Anche Enrico Ferraro, da anni dedito allo studio e al monitoraggio del lupo, concorda nel dire che la paura è lecita, ma sottolinea anche la necessità di oggettivare e ridimensionare la presunta pericolosità del lupo. “Lupo e orso, pur essendo grandi carnivori, si comportano in maniera molto diversa. Aggressioni da parte di lupo in Italia non se ne registrano da circa 150 anni e il lupo è un animale che tendenzialmente scappa. Quando mi chiedono cosa fare in caso di incontro con il lupo dico di tirare su la macchina fotografica e immortalare quel raro ed effimero incontro”.
La paura però è presente negli abitanti del territorio. Il lupo è da poco tornato a popolare queste aree alpine, “la gente non è pronta” ci dice Paolo, il gestore del Rifugio Lancia. “Le persone hanno paura di incontrarlo, la gente che sale a piedi la sera per cenare in rifugio è diminuita. Sono a favore della convivenza, ma capisco e condivido le paure di chi vive la montagna”.

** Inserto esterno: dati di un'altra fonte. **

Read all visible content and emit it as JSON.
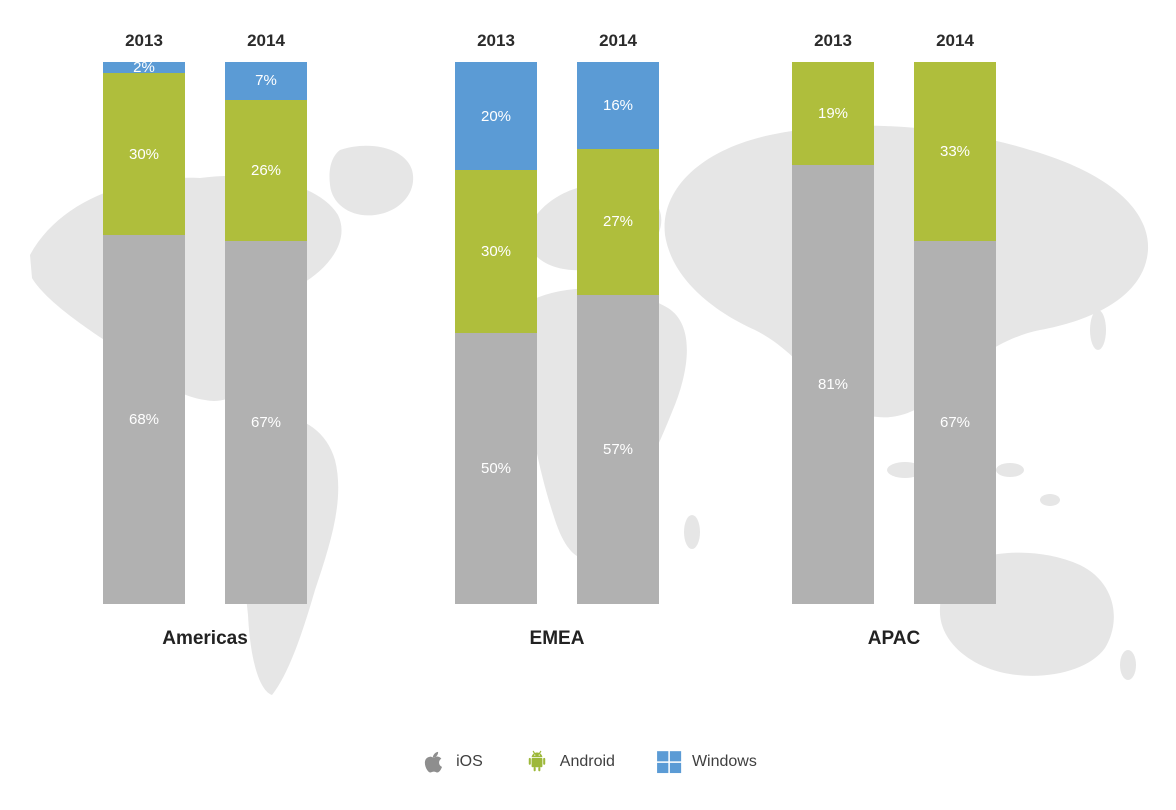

La strada è ancora lunga, ma la voglia, l’entusiasmo e soprattutto la necessità di lavorare sul tema della coesistenza è alta. I giovani con i quali abbiamo lavorato saranno i cittadini, gli allevatori, gli alpinisti e i rifugisti di domani. Siamo nelle loro mani e loro, per il possibile che possiamo fare, dono nelle nostre.